Dans les premières étapes vers un traité contraignant sur les entreprises et les droits humains, les Etats membres de l’UE et la Commission Européenne n’ont pas insisté. Au contraire, l’absence d’une position définie de l’UE et les obstacles posés par les délégations nationales européennes ont montré non seulement un manque d’enthousiasme mais aussi la volonté de ralentir ou même de rester coincés sur des voies de garage. L’opinion générale des Etats membres de l’UE, pas toujours clairement exprimée, pourrait être que les Principes directeurs des Nations Unies suffisent à prévenir les abus de droits humains par les entreprises, à protéger ces droits et à remédier aux abus, et même que la négociation d’un traité contraignant provoque, de manière contradictoire, un réel préjudice au processus de diffusion et de mise en œuvre des principes directeurs. Je vais essayer de réfuter ces revendications ci-dessous.
La mondialisation doit être remodelée. Personne n’oserait sérieusement défendre le contraire. Et cette refonte doit être faite dans différents domaines. Bien sûr, les questions environnementales et principalement le changement climatique sont urgentes, et un accord international a conduit les Etats à assumer des responsabilités spécifiques et les mesures à prendre ont des dates limites. Malheureusement, dans ce cas, quelqu’un ose s’y opposer avec de lourdes conséquences pour l’ensemble. Mais des réformes doivent être prises non seulement en ce qui concerne les défis environnementaux. Les droits humains, la justice mondiale et la paix sont les principales lignes de séparation à mettre en évidence dans la nouvelle forme de la mondialisation.
La mondialisation de l’économie a multiplié le nombre, la force et la complexité des entreprises multinationales, de leurs succursales et de leurs partenariats à l’extérieur du pays où elles se trouvaient à l’origine. À ce stade, il n’existe pas d’instrument international juridiquement contraignant sur les responsabilités du secteur des entreprises vis-à-vis des droits humains. Nous avons d’autres instruments non contraignants, principalement les Principes directeurs des Nations Unies.

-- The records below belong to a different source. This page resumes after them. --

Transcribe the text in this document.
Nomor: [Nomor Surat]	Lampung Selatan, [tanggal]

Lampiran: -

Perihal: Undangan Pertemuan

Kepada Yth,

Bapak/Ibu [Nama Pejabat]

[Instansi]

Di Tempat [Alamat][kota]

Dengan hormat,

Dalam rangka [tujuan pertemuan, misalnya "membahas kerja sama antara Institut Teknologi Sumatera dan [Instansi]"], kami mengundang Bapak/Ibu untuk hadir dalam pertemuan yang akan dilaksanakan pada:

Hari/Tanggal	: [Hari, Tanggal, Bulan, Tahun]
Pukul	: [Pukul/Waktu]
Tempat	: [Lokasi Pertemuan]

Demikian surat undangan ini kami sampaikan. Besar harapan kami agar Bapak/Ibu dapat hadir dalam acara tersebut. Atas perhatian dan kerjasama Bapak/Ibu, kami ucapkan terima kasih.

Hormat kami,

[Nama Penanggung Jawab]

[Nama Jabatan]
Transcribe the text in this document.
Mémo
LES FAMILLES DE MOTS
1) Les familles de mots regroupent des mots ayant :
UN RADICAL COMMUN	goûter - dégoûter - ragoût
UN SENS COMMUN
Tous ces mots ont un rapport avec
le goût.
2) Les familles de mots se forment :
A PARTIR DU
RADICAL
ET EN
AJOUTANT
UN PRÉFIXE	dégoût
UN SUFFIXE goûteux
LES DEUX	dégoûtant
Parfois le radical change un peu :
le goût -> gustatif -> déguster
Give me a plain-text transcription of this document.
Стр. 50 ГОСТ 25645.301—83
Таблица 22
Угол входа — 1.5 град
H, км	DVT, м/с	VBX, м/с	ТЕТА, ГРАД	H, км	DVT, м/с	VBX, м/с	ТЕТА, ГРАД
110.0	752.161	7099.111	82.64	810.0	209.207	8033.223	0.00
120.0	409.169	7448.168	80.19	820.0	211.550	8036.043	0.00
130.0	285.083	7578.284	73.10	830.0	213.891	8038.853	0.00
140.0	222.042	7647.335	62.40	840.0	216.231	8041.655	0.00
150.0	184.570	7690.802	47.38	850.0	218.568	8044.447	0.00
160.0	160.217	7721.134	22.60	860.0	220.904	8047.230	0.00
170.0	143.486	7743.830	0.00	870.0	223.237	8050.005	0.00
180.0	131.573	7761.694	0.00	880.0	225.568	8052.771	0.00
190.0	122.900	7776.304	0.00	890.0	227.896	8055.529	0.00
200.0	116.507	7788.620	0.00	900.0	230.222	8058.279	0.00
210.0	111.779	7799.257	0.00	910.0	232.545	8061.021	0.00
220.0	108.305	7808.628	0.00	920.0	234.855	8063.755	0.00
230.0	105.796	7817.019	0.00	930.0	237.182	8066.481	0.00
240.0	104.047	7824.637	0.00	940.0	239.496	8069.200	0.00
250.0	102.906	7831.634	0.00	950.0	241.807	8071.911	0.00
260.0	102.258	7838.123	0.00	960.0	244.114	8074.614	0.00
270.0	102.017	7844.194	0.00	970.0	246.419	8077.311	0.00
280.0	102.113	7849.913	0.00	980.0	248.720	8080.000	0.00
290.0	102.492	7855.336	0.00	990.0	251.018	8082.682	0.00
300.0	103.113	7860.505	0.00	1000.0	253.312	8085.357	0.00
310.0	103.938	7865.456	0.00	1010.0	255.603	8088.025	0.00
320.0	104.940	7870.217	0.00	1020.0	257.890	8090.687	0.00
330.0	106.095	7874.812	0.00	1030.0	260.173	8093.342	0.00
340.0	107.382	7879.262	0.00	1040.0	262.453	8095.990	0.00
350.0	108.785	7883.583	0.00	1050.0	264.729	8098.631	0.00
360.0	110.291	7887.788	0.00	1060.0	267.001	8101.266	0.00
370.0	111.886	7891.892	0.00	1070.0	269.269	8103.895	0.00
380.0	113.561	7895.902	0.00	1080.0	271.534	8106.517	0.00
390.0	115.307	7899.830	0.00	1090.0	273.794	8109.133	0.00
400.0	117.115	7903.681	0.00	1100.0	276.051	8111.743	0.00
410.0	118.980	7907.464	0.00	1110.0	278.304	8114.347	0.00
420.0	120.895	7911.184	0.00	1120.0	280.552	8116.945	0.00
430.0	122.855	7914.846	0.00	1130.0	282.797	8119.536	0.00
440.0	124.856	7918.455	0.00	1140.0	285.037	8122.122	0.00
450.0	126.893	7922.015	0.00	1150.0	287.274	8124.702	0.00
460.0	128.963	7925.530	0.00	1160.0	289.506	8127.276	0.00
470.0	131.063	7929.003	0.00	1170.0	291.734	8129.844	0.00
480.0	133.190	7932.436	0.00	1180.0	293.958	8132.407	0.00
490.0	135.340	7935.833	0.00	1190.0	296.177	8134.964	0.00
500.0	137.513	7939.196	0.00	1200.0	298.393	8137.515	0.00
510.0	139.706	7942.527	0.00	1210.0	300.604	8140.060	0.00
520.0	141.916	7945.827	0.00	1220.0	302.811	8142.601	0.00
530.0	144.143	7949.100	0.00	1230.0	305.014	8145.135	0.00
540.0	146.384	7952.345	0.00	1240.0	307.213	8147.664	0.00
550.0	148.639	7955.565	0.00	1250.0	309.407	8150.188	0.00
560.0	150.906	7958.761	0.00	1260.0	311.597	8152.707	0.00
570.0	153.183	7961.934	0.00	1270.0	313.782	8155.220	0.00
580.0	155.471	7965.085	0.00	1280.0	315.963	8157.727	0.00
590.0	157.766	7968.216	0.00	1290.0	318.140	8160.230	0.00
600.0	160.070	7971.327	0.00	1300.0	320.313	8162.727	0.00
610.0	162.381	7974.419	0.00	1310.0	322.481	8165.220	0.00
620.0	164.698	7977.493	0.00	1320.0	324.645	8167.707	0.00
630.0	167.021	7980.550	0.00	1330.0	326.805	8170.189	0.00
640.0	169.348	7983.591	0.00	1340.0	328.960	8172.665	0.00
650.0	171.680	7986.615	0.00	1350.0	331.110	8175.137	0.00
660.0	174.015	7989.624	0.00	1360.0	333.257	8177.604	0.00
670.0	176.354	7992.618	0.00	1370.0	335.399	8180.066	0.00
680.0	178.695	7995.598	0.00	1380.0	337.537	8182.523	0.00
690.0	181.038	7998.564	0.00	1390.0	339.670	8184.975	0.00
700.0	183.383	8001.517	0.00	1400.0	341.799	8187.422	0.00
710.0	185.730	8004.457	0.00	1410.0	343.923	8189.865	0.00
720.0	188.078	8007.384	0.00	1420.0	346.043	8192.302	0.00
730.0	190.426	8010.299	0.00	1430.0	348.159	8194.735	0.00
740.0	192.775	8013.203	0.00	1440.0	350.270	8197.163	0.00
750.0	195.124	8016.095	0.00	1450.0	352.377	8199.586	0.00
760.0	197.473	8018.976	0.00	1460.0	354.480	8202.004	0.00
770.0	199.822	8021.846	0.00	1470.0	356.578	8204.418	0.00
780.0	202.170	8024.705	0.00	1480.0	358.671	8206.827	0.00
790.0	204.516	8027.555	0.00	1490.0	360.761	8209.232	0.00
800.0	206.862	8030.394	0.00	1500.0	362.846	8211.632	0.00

Ceci n’empeche pas qu’il soit le devoir et la responsabilité de chaque État de garantir le respect des droits humains lorsqu’ils sont menacés par des entreprises. Et même, l’obligation de respecter les droits humains s’étend au-delà, et s’applique aux acteurs privés et aux entreprises commerciales. Pourtant, dans de nombreux cas, les violations des droits humains continuent d’avoir leurs causes directes dans les entreprises transnationales ou dans les activités des entreprises sous-traitantes. Donc, les principes directeurs ne suffisent pas. En fait, un traité contraignant ne serait pas suffisant non plus s’il n’incluait pas de clause de suprématie en relation avec d’autres traités. Jusqu’à présent, nous avons la primauté des droits des entreprises transnationales. Elles ont garanti l’accès à la justice si leurs profits sont gâchés. C’est une primauté à l’envers. Les personnes affectées trouvent difficile d’accéder à la justice dans un contexte d’implantation d’une entreprise internationale provoquant des violations des droits humains.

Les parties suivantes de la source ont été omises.